The Indian government finally pressed the reforms button in September after quite a long pause. And what a difference it's made.
Bolstered by a surging rupee and sustained foreign funds inflow amid an expectation that the government's policy reforms will revive investments and economic growth, the BSE benchmark Sensitive Index, or Sensex, jumped 183 points on Friday to end at a fresh 14-month high, taking their gain in September to nearly 8 percent.
After gaining 269 points at the outset, the Sensex closed up 183.24 points, or 1 percent, at 18,762.74, a level last seen on July 25, 2011.
The broad-based National Stock Exchange index Nifty climbed above the psychologically important 5,700 level by adding 53.8 points, to end at 5,703.3 points. It touched the day’s high of 5,735.15.
The Indian government's recent measures to keep the fiscal deficit to a minimum, by raising subsidized fuel prices and keeping spending in check, has been received well by investors. The country has also thrown open its retail, aviation and broadcasting industries to foreign investment.
In the biggest policy push of Prime Minister Manmohan Singh’s second term, proposals to allow overseas retailers like Wal-Mart Stores, Inc. (NYSE: WMT) and Carrefour SA (EPA: CA) to own 51 percent of supermarket chains, shelved last year after alliance partners threatened to revolt, have been enforced. Overseas airlines are now allowed to own 49 percent of Indian carriers, and the broadcasting sector has also been liberalized by allowing up to 74 percent in foreign direct investment, or FDI.

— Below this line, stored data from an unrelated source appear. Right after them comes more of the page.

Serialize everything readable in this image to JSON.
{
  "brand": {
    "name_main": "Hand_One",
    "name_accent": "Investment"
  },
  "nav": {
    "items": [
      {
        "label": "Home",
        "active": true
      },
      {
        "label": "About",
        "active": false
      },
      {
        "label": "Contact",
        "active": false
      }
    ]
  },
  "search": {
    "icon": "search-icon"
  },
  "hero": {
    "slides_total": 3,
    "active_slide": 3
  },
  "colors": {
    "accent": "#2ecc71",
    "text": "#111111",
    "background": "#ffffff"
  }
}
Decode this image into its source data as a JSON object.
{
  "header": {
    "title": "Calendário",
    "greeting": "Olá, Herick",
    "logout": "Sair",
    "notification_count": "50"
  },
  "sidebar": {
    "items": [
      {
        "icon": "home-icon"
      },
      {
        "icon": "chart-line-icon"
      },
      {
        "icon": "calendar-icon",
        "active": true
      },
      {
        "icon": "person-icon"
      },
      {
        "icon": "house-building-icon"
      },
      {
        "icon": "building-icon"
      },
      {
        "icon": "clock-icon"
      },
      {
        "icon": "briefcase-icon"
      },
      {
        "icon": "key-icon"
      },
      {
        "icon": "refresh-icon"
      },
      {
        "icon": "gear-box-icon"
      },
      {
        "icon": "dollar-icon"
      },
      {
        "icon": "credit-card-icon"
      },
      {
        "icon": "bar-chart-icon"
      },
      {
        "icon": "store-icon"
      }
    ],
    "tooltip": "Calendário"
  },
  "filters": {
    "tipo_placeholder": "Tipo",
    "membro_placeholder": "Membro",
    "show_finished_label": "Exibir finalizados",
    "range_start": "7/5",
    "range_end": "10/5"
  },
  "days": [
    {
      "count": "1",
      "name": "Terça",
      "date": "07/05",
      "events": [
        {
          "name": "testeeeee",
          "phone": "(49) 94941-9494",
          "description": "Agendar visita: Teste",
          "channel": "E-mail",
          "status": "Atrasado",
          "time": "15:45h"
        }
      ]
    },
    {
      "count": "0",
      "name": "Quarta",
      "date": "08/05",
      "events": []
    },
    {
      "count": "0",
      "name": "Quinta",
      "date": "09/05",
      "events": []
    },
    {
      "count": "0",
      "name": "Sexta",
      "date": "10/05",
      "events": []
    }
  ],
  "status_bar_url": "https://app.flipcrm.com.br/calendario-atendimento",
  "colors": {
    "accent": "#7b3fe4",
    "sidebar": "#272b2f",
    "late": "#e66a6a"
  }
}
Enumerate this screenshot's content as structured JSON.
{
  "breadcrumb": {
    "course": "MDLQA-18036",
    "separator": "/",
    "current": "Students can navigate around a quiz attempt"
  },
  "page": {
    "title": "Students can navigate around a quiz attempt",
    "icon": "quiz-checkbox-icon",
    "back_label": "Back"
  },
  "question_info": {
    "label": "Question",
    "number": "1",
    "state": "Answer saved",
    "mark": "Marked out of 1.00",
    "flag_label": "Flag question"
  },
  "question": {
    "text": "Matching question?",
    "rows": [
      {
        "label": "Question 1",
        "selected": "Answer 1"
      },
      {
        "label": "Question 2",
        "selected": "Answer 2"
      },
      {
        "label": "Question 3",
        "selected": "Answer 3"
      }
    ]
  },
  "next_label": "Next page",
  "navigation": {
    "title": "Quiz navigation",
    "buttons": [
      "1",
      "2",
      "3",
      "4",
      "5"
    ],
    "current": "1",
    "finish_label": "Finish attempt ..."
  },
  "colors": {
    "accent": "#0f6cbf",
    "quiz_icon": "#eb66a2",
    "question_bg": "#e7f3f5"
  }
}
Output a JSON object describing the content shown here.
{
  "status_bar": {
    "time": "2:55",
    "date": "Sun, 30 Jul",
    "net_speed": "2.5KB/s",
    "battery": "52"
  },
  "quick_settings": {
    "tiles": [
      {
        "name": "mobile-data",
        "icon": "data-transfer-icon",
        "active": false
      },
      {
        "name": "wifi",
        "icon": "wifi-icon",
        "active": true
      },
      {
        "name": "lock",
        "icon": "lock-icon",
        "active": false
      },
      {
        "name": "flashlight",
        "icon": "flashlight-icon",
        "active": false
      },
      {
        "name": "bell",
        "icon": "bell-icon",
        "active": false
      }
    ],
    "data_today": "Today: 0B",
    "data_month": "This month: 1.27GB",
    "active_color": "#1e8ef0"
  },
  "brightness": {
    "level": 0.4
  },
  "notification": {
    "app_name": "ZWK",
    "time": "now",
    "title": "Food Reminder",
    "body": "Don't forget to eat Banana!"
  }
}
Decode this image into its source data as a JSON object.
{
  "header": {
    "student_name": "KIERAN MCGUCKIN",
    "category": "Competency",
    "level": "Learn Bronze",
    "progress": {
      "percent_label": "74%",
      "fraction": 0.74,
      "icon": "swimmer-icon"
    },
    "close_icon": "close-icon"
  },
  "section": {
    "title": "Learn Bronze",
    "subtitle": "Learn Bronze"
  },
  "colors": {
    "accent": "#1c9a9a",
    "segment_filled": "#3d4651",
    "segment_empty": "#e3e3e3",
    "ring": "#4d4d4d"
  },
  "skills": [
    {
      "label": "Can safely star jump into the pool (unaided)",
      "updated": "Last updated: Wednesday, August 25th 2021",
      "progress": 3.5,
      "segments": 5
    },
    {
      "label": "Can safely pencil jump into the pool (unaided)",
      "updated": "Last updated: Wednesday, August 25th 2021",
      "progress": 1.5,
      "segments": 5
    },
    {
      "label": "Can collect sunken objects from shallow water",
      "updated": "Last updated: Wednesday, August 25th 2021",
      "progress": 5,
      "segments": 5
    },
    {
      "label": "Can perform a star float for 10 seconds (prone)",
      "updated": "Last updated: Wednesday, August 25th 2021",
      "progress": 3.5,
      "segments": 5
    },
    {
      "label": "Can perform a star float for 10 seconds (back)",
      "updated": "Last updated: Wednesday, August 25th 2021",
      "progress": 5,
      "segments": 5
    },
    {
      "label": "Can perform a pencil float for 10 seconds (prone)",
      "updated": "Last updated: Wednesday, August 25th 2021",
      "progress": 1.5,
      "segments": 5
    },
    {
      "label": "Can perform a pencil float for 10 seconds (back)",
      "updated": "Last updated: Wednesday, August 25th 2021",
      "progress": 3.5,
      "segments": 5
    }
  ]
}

The Indian rupee rose to a five-month high on Friday as the government said it will stick to its scheduled 2 trillion rupees ($37.58 billion) borrowing plan for the October-March period and will not borrow more via bonds. The partially convertible rupee rose to 52.495, a level not seen since May 1.
The optimism also reflects investors’ anticipation that the latest round of reforms announced on Sept. 14 could be the beginning of a series of economic reforms.
Foreign investors have bought close to $15 billion of Indian stocks so far this year, after net outflows of about $500 million last year.
Even after a 21 percent rise so far this year, analysts are confident that the bull run isn’t over yet.
A recent Thomson Reuters poll showed that Indian shares are expected to extend their rally and gain almost 5 percent by year-end. The 30-share BSE Sensex will rise to 19,500 points by the end of 2012 and then rise further to 20,400 by the middle of next year. The new end-year forecast is higher than the 18,750 points expected in the June poll.
The forecasts are upbeat given that the index is already Asia’s second-best performing index this year, beaten only by Thailand’s SETI, and is on course to rack up its biggest year of gains since 2009.